Alexander’s childhood was a long way from Hamptons wine club founder and basketball team owner. He grew up in the Bronx and then middle-class New Jersey, the only child of an insurance broker and a homemaker (the accent stuck; he says “dooawg” and “tooawk” for “dog” and “talk”). When he was 21, his father died and he dropped out of Brooklyn Law School to help his mother. “There was no money,” he recalls. He found he had a knack as a trader, but after stints at several Wall Street firms he tried law school again, graduating with such low grades he had a tough time finding a job. So he went back to trading, this time bonds, for himself, very successfully.
In the late 1970s, enjoying his wealth, he began to quaff, not really knowing what he was drinking. “I used to go out to dinner a lot, and Montrachet was the most ?expensive wine on the list, so I ordered it,” he says. “It was only $100.” Then he started reading wine critic Robert Parker and later newsletter writer Stephen Tanzer and the Burgundy-centric website Burghound.com. Wine buying became “an addiction” for Alexander, who believes you get better value if you buy young vintages in good years, store them well and let them age. He says he’s trying to stop at 6,000 bottles, worth $2 million.
At age 50 he had more than enough money to retire. Instead he bought the Rockets for $85 million in 1993 and has had a successful run as an owner, attracting players like Charles Barkley, Chinese sensation Yao Ming and, most recently, former Los Angeles Laker Dwight Howard, who signed a four-year, $88 million contract this off-season. “It’s like the greatest entertainment in the world, and you’ve created it,” he says.
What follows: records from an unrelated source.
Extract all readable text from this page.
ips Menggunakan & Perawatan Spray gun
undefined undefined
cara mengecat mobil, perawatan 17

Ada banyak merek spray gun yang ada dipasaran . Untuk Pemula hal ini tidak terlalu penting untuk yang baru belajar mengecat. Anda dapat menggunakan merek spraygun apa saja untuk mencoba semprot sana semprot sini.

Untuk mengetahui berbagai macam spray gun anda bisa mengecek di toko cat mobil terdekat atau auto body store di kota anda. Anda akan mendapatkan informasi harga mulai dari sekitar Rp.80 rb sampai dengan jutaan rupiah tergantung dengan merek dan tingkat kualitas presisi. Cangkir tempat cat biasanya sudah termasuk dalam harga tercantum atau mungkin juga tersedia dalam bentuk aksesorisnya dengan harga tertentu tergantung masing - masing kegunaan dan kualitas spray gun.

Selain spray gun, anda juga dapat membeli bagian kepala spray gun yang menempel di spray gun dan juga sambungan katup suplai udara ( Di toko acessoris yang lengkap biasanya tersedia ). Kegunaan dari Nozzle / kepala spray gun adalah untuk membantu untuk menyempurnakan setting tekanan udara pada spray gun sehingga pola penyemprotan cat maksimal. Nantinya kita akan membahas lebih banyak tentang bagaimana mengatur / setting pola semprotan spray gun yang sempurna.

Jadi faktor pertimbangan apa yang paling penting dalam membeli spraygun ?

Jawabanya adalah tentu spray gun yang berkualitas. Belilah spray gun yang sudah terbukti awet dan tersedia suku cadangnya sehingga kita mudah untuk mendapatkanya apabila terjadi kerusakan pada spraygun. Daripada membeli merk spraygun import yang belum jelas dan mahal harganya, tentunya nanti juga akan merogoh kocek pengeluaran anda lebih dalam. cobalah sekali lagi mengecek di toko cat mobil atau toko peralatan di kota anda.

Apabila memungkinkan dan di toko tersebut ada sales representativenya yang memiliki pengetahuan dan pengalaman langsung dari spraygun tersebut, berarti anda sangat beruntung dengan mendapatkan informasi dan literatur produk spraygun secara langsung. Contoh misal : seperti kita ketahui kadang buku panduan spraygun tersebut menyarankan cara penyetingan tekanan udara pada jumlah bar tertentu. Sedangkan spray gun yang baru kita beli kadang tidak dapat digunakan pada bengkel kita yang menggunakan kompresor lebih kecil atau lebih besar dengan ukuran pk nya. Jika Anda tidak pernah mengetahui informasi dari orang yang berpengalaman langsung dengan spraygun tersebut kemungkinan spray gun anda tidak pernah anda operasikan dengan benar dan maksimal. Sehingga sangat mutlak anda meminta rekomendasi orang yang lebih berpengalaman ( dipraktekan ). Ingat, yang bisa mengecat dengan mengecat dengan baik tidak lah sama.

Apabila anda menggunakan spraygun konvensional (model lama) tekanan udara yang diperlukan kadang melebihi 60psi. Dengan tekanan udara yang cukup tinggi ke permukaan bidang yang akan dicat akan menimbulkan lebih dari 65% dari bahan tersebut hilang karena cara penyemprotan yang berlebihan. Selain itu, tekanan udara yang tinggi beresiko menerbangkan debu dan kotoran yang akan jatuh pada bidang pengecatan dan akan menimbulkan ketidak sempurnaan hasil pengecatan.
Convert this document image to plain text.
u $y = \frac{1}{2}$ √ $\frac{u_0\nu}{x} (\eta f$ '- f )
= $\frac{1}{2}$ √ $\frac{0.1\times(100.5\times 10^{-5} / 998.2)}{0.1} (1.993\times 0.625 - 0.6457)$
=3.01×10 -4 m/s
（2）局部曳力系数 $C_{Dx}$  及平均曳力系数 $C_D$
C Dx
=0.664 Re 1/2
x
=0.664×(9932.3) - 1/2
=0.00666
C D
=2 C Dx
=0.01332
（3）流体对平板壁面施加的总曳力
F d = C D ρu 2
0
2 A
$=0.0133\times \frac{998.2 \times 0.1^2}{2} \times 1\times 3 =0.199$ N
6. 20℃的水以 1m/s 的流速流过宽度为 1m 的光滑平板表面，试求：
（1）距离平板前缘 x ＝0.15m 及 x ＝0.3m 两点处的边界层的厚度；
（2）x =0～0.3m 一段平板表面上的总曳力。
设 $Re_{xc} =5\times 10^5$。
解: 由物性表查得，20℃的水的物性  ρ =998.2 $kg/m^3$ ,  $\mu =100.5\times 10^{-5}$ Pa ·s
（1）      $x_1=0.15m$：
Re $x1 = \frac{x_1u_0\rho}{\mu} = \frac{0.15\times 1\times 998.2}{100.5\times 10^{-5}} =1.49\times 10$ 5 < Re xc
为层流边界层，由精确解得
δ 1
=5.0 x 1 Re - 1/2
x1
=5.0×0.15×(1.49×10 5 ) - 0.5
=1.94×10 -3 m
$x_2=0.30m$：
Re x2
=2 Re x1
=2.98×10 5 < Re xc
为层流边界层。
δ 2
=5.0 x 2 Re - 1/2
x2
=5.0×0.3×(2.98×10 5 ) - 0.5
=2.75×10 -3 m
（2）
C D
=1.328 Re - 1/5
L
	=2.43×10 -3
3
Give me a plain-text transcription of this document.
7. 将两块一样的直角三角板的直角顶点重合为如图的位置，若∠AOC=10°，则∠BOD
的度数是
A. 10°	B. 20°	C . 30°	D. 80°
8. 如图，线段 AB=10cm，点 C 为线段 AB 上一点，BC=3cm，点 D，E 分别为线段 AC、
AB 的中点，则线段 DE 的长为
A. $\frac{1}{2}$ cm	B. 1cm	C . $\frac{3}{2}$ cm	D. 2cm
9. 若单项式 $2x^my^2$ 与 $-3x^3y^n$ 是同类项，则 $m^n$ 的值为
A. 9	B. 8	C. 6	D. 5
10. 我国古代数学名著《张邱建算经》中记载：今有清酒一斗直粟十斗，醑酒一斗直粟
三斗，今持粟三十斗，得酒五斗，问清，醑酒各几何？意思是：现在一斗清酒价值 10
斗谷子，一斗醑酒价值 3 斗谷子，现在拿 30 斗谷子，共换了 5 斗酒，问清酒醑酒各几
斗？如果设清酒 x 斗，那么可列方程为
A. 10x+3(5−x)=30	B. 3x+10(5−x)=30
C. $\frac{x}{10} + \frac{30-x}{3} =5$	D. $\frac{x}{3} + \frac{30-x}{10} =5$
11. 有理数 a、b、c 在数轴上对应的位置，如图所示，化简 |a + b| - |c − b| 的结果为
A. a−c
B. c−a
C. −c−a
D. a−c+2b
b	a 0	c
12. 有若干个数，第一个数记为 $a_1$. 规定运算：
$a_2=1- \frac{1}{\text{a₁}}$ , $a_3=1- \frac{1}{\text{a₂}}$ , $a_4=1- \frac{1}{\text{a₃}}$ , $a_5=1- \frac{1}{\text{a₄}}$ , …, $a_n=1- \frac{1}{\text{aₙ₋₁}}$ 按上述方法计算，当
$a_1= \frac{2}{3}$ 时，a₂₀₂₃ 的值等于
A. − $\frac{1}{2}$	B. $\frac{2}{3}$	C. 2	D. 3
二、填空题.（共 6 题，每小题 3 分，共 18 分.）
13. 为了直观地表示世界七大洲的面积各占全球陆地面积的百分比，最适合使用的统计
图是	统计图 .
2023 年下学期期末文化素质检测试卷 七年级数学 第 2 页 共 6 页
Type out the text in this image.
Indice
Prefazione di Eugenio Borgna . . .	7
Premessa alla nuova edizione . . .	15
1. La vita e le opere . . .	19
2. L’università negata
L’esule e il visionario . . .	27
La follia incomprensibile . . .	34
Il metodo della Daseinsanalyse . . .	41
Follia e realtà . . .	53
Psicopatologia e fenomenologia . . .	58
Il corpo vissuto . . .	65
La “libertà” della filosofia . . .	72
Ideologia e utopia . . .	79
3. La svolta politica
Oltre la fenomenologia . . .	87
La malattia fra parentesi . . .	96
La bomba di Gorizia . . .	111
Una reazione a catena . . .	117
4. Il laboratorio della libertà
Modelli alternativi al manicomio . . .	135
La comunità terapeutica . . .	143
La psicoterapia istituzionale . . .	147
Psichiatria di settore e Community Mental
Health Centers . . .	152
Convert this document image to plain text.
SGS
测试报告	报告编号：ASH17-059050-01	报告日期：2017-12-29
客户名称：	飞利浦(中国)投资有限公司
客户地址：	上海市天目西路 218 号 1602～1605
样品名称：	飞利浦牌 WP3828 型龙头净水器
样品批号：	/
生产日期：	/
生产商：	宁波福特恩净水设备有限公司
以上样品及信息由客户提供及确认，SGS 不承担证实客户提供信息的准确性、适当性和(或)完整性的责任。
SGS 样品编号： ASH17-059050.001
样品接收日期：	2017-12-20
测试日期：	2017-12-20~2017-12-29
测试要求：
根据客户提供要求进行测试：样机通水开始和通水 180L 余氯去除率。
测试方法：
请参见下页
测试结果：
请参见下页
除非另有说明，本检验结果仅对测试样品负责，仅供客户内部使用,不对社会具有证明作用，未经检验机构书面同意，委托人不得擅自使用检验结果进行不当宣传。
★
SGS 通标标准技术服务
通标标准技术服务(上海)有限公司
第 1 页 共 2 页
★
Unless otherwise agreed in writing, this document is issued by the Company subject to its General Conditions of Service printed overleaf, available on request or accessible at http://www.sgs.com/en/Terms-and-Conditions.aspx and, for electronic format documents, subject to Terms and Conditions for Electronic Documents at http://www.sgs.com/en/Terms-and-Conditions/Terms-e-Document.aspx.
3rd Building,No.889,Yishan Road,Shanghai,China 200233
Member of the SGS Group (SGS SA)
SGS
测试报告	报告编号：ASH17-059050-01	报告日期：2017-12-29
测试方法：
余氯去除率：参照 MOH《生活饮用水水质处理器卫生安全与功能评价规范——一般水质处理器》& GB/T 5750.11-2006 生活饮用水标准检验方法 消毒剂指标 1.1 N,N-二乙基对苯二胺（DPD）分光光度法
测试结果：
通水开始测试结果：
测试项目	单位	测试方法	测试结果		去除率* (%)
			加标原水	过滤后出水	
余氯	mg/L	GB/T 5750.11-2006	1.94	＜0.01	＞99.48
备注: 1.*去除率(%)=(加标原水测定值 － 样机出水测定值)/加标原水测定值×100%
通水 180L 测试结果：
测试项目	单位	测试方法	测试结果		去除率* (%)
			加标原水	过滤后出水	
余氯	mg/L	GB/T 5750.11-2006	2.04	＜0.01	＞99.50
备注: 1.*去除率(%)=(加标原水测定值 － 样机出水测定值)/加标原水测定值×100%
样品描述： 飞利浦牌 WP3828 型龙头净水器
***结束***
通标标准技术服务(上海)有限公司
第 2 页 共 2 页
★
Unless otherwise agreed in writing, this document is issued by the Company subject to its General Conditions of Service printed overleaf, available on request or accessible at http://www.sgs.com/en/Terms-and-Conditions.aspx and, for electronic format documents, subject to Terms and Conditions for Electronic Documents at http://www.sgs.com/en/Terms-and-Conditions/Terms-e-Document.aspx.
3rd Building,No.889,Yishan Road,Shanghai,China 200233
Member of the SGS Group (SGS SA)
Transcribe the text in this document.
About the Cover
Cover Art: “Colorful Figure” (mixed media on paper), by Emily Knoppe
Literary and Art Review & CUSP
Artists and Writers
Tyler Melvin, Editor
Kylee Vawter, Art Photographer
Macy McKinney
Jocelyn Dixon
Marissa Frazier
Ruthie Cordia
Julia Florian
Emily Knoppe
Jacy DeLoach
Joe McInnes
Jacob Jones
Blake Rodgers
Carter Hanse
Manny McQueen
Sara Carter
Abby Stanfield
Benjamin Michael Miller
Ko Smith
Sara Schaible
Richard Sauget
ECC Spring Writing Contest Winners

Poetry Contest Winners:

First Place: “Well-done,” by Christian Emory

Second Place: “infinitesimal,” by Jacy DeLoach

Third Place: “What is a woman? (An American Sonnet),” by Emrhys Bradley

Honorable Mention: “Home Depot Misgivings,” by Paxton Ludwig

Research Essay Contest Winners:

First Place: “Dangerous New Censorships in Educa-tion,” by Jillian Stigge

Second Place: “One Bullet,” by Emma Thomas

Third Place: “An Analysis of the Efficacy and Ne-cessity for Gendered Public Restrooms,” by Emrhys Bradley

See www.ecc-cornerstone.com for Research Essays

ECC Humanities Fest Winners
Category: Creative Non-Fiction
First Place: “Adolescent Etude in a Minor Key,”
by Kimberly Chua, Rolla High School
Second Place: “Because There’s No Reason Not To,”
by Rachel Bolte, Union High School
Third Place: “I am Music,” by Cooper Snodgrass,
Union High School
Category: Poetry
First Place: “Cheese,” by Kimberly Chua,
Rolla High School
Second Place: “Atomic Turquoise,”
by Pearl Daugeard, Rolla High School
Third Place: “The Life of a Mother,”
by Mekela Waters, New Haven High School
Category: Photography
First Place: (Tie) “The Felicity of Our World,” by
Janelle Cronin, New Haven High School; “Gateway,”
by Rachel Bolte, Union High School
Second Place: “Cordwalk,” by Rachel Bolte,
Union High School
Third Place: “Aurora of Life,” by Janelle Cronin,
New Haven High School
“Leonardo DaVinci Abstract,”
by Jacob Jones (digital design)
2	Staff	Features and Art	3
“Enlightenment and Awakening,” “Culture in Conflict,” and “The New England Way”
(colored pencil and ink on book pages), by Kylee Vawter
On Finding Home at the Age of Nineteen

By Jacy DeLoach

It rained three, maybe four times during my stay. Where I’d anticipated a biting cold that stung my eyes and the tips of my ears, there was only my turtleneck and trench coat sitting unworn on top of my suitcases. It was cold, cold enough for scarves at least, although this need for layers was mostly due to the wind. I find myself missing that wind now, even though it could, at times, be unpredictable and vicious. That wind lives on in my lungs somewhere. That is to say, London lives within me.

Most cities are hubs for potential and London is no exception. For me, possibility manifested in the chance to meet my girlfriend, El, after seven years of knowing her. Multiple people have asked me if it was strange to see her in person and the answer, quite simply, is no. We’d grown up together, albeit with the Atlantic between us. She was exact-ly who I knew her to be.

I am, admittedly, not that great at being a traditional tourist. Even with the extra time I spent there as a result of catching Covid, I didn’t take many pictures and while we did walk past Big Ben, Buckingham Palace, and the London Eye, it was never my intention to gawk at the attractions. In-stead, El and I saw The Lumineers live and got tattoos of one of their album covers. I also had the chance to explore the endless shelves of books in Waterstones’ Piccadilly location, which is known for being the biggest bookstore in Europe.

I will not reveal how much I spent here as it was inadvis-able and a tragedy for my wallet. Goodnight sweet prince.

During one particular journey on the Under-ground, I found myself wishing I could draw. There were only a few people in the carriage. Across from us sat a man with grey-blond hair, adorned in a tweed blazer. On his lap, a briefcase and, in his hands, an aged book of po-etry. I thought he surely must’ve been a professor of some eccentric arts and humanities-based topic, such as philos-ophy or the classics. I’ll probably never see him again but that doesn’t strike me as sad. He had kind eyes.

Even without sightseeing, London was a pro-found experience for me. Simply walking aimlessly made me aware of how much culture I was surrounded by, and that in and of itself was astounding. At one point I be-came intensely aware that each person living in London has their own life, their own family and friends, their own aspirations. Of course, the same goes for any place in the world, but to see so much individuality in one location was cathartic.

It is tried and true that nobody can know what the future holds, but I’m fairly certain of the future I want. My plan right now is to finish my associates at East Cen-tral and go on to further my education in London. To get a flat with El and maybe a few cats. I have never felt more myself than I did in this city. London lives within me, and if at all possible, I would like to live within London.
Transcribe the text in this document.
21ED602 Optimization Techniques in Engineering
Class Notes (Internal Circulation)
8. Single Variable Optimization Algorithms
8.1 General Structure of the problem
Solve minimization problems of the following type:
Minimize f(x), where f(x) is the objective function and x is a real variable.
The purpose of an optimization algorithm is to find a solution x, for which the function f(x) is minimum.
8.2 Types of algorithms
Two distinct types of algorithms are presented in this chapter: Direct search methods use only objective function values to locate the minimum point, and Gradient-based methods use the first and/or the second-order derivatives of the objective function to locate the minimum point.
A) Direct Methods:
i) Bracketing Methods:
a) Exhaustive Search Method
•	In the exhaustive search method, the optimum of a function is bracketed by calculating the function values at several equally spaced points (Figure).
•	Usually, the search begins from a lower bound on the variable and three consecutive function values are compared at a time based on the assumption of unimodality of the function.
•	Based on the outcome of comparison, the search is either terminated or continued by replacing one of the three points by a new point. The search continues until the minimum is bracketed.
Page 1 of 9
By 2006 Alexander was a member of The Forbes 400, with an estimated net worth of $1.2 billion. He fell off the following year when his 20% investment in for-profit student lender First Marblehead tanked, but he’s not headed to the poorhouse any time soon. The value of the Rockets, according to FORBES estimates, is now $568 million. In August Alexander bought a Manhattan penthouse for $42 million, his fifth home among other real estate investments.
Buying and renovating a $5.5 million potato barn was no problem.
Alexander says he’s not trying to profit from Société du Vin but hopes to break even. Out of the gate, that seems optimistic. The club officially opened on Memorial Day–its Restaino-designed invitations were made by hand–and ominously, on an overcast afternoon in early August, there are no patrons in sight (Alexander won’t say how many have joined). The vast 55-degree cellar looks empty save for a half-dozen or so cardboard boxes, as do most of the nine private cellar rooms with their polished-wood shelves and chandeliers.
What if Alexander can’t find enough people to join? “If that happens, we’ll get to it at that point,” he shrugs. In the meantime he’s begun to move in some of his collection, assuring that, at the very least, he has created his own ultimate wine cave.